Soap Cycling adds plastic bottles to recycling effort

Not-for-profit collects more than half a metric ton of plastic shampoo bottles in the first half of 2018.


Soap Cycling, a Hong Kong-based not-for-profit group that collects, repurposes and distributes discarded soap and shampoo from hotels, has recycled some 550 kilograms (more than half a metric ton) of plastic shampoo and soap bottles from hotels in Hong Kong in the first half of 2018.

Although the organization concentrates on the distribution of soap to people in need, it has broadened its efforts to research and develop recycling markets for the single-use plastic shampoo and soap bottles commonly used at hotels. Soap Cycling estimates that some 3 metric tons of the small bottles may be distributed in Hong Kong each month.

The group is exploring additional recycling end markets for the plastic bottles collected, with Soap Cycling General Manager Pat Davis estimating the group has collected some 2 metric tons of plastic bottles by weight thus far in 2018, but has found outlets for just slightly more than one-quarter of that volume.

In a report to stakeholders presented in Hong Kong in late June, Davis said the organization has collected, refurbished and distributed some 2.3 million bars of soap in its five-year existence and some 325,000 bars of soap in 2017 alone.

Some of the soap goes to people in need in Hong Kong, including elderly people on fixed incomes, while much of the rest goes to poor, rural communities in the Philippines.

Davis said Soap Cycling assembled and distributed some 5,500 “hygiene kits” in the first half of 2018, with these including repurposed soap and other items needed by people with limited incomes. He said the organization also has delivered about half a metric ton of repurposed soap to the Philippines so far this year.

Soap Cycling is gathering corporate support and seeking volunteers for an August 2018 trip to the Philippines designed to offer not only soap and hygiene kits, but also public health services to people suffering from stomach ailments, skin rashes and other hygiene-related illnesses. Davis says Soap Cycling works with the International Care Ministries not-for-profit to bring soap to the same places where new water treatment or purification plants have been established, thus bringing two health and sanitation upgrades in tandem.

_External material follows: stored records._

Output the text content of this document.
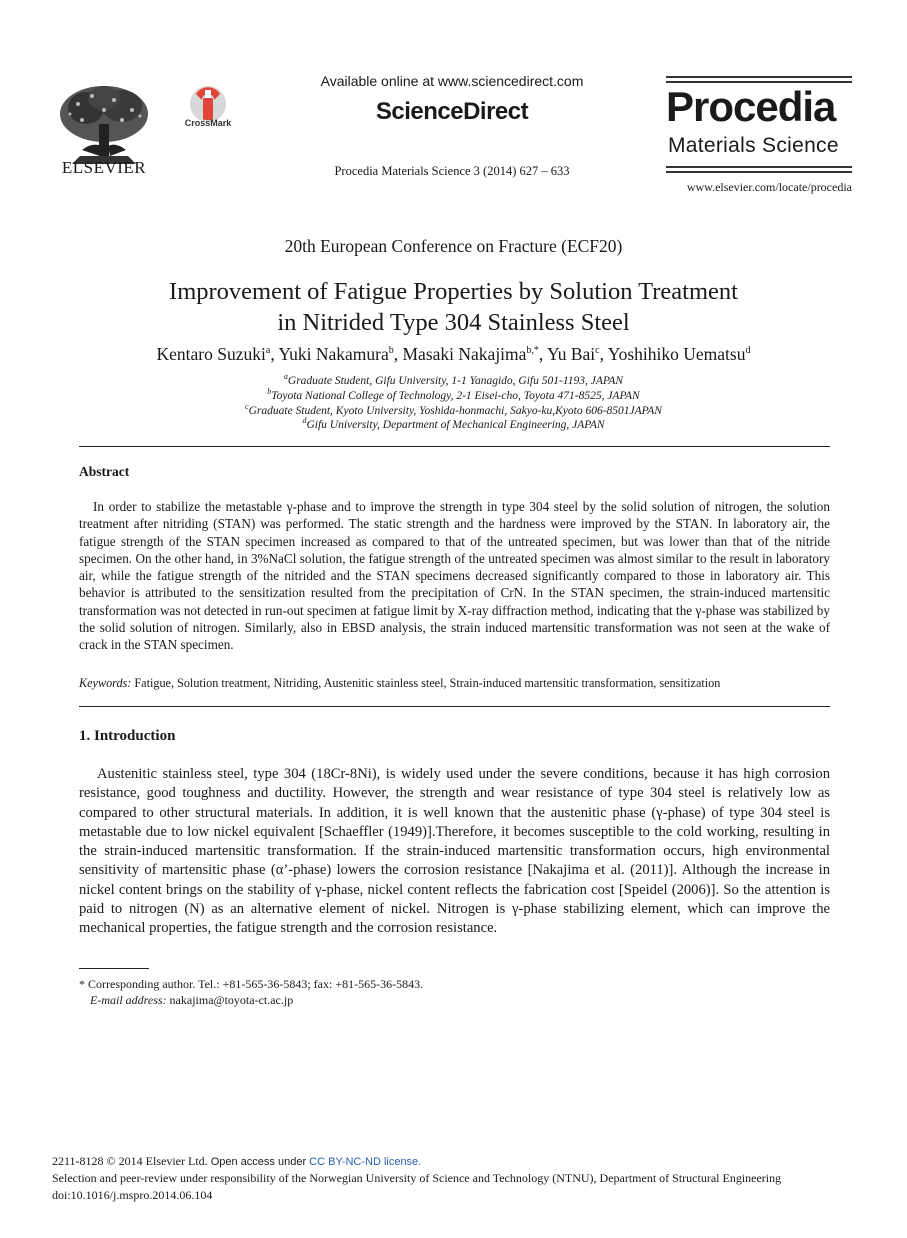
ELSEVIER
CrossMark
Available online at www.sciencedirect.com
ScienceDirect
Procedia Materials Science 3 (2014) 627 – 633
Procedia
Materials Science
www.elsevier.com/locate/procedia
20th European Conference on Fracture (ECF20)
Improvement of Fatigue Properties by Solution Treatment
in Nitrided Type 304 Stainless Steel
Kentaro Suzuki$^a$, Yuki Nakamura$^b$, Masaki Nakajima$^{b,*}$, Yu Bai$^c$, Yoshihiko Uematsu$^d$
$^a$Graduate Student, Gifu University, 1-1 Yanagido, Gifu 501-1193, JAPAN
$^b$Toyota National College of Technology, 2-1 Eisei-cho, Toyota 471-8525, JAPAN
$^c$Graduate Student, Kyoto University, Yoshida-honmachi, Sakyo-ku,Kyoto 606-8501JAPAN
$^d$Gifu University, Department of Mechanical Engineering, JAPAN
Abstract
In order to stabilize the metastable γ-phase and to improve the strength in type 304 steel by the solid solution of nitrogen, the solution treatment after nitriding (STAN) was performed. The static strength and the hardness were improved by the STAN. In laboratory air, the fatigue strength of the STAN specimen increased as compared to that of the untreated specimen, but was lower than that of the nitride specimen. On the other hand, in 3%NaCl solution, the fatigue strength of the untreated specimen was almost similar to the result in laboratory air, while the fatigue strength of the nitrided and the STAN specimens decreased significantly compared to those in laboratory air. This behavior is attributed to the sensitization resulted from the precipitation of CrN. In the STAN specimen, the strain-induced martensitic transformation was not detected in run-out specimen at fatigue limit by X-ray diffraction method, indicating that the γ-phase was stabilized by the solid solution of nitrogen. Similarly, also in EBSD analysis, the strain induced martensitic transformation was not seen at the wake of crack in the STAN specimen.
Keywords: Fatigue, Solution treatment, Nitriding, Austenitic stainless steel, Strain-induced martensitic transformation, sensitization
1. Introduction
Austenitic stainless steel, type 304 (18Cr-8Ni), is widely used under the severe conditions, because it has high corrosion resistance, good toughness and ductility. However, the strength and wear resistance of type 304 steel is relatively low as compared to other structural materials. In addition, it is well known that the austenitic phase (γ-phase) of type 304 steel is metastable due to low nickel equivalent [Schaeffler (1949)].Therefore, it becomes susceptible to the cold working, resulting in the strain-induced martensitic transformation. If the strain-induced martensitic transformation occurs, high environmental sensitivity of martensitic phase (α’-phase) lowers the corrosion resistance [Nakajima et al. (2011)]. Although the increase in nickel content brings on the stability of γ-phase, nickel content reflects the fabrication cost [Speidel (2006)]. So the attention is paid to nitrogen (N) as an alternative element of nickel. Nitrogen is γ-phase stabilizing element, which can improve the mechanical properties, the fatigue strength and the corrosion resistance.
* Corresponding author. Tel.: +81-565-36-5843; fax: +81-565-36-5843.
E-mail address: nakajima@toyota-ct.ac.jp
2211-8128 © 2014 Elsevier Ltd. Open access under CC BY-NC-ND license.
Selection and peer-review under responsibility of the Norwegian University of Science and Technology (NTNU), Department of Structural Engineering
doi:10.1016/j.mspro.2014.06.104
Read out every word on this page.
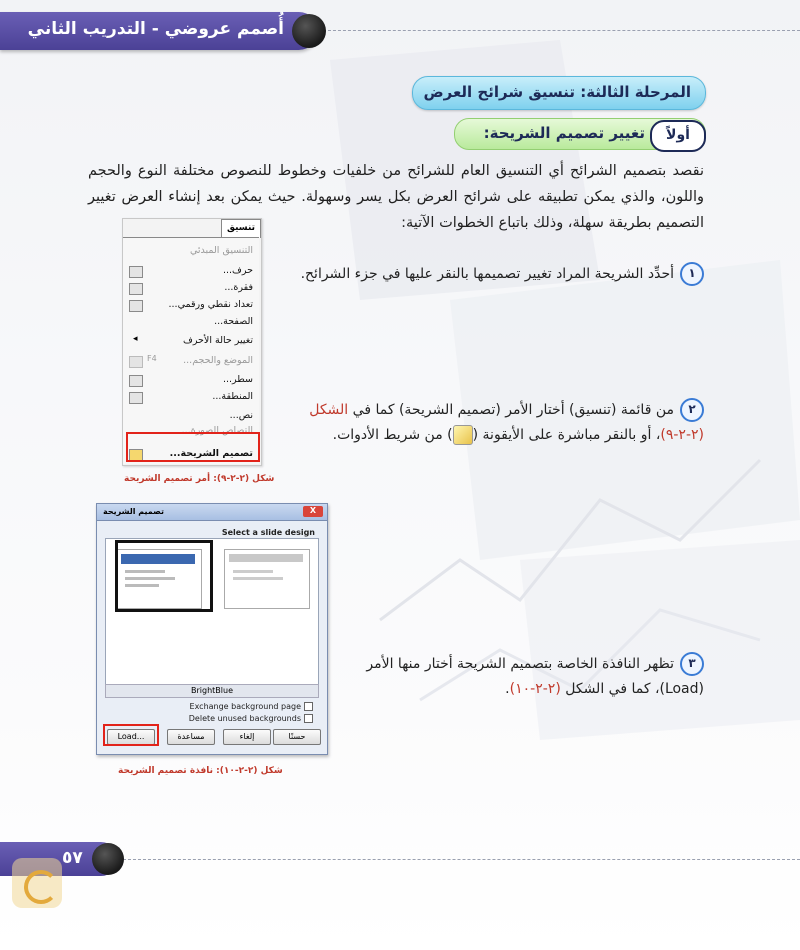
أُصمم عروضي - التدريب الثاني
المرحلة الثالثة: تنسيق شرائح العرض
تغيير تصميم الشريحة:	أولاً
نقصد بتصميم الشرائح أي التنسيق العام للشرائح من خلفيات وخطوط للنصوص مختلفة النوع والحجم واللون، والذي يمكن تطبيقه على شرائح العرض بكل يسر وسهولة. حيث يمكن بعد إنشاء العرض تغيير التصميم بطريقة سهلة، وذلك باتباع الخطوات الآتية:
١أحدِّد الشريحة المراد تغيير تصميمها بالنقر عليها في جزء الشرائح.
٢من قائمة (تنسيق) أختار الأمر (تصميم الشريحة) كما في الشكل
(٢-٢-٩)، أو بالنقر مباشرة على الأيقونة () من شريط الأدوات.
٣تظهر النافذة الخاصة بتصميم الشريحة أختار منها الأمر
(Load)، كما في الشكل (٢-٢-١٠).
تنسيق
التنسيق المبدئي
حرف...
فقرة...
تعداد نقطي ورقمي...
الصفحة...
تغيير حالة الأحرف
◂
الموضع والحجم...
F4
سطر...
المنطقة...
نص...
التصاص الصورة...
تصميم الشريحة...
شكل (٢-٢-٩): أمر تصميم الشريحة
تصميم الشريحة	X
Select a slide design
BrightBlue
Exchange background page
Delete unused backgrounds
Load...	مساعدة	إلغاء	حسنًا
شكل (٢-٢-١٠): نافذة تصميم الشريحة
٥٧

Soap Cycling was founded by University of Hong Kong (HKU) law students in 2012, who worked in close cooperation with faculty member David Bishop. The group’s co-founding sponsor is the Hong Kong-based Chow Tai Fook Charity Foundation, which provides support by donating warehouse space where Soap Cycling conducts its processing and packaging activities.

Bishop and Davis have tied HKU students (and now students at a nearby university in Shenzhen, China) into the Soap Cycling effort, allowing them to gain experience in marketing, logistics, accounting, human resources and other disciplines by serving as a highly coordinated volunteer staff for the nonprofit.

The students help recruit and manage additional volunteers drawn from Hong Kong’s business community, other schools, faith organizations and the large community of maids or “domestic helpers” who work in Hong Kong. Davis says in an average year some 3,000 volunteers play a part in Soap Cycling’s efforts.

Davis says the Soap Cycling effort has enjoyed reliable support from corporate sponsors, including financial institutions such as Credit Suisse, Morgan Stanley, Goldman Sachs and State Street Financial and freight forwarding firm Kuehne + Nagel.

Solid soap bar processing involves the use of a small grinding machine, a mixing process and a compressing/extrusion process to create new bars. Although Soap Cycling has concentrated on solid soap bars, which Davis says are the mainstay of soap used at upscale hotels in particular, the group also has developed a process to recycle leftover liquid soap—and the plastic bottles that come along with them.

The recycled and repackaged soap can ultimately save lives. The United States-based Centers for Disease Control estimates that “washing hands with soap and water could reduce diarrheal disease-associated deaths by up to 50 percent” globally.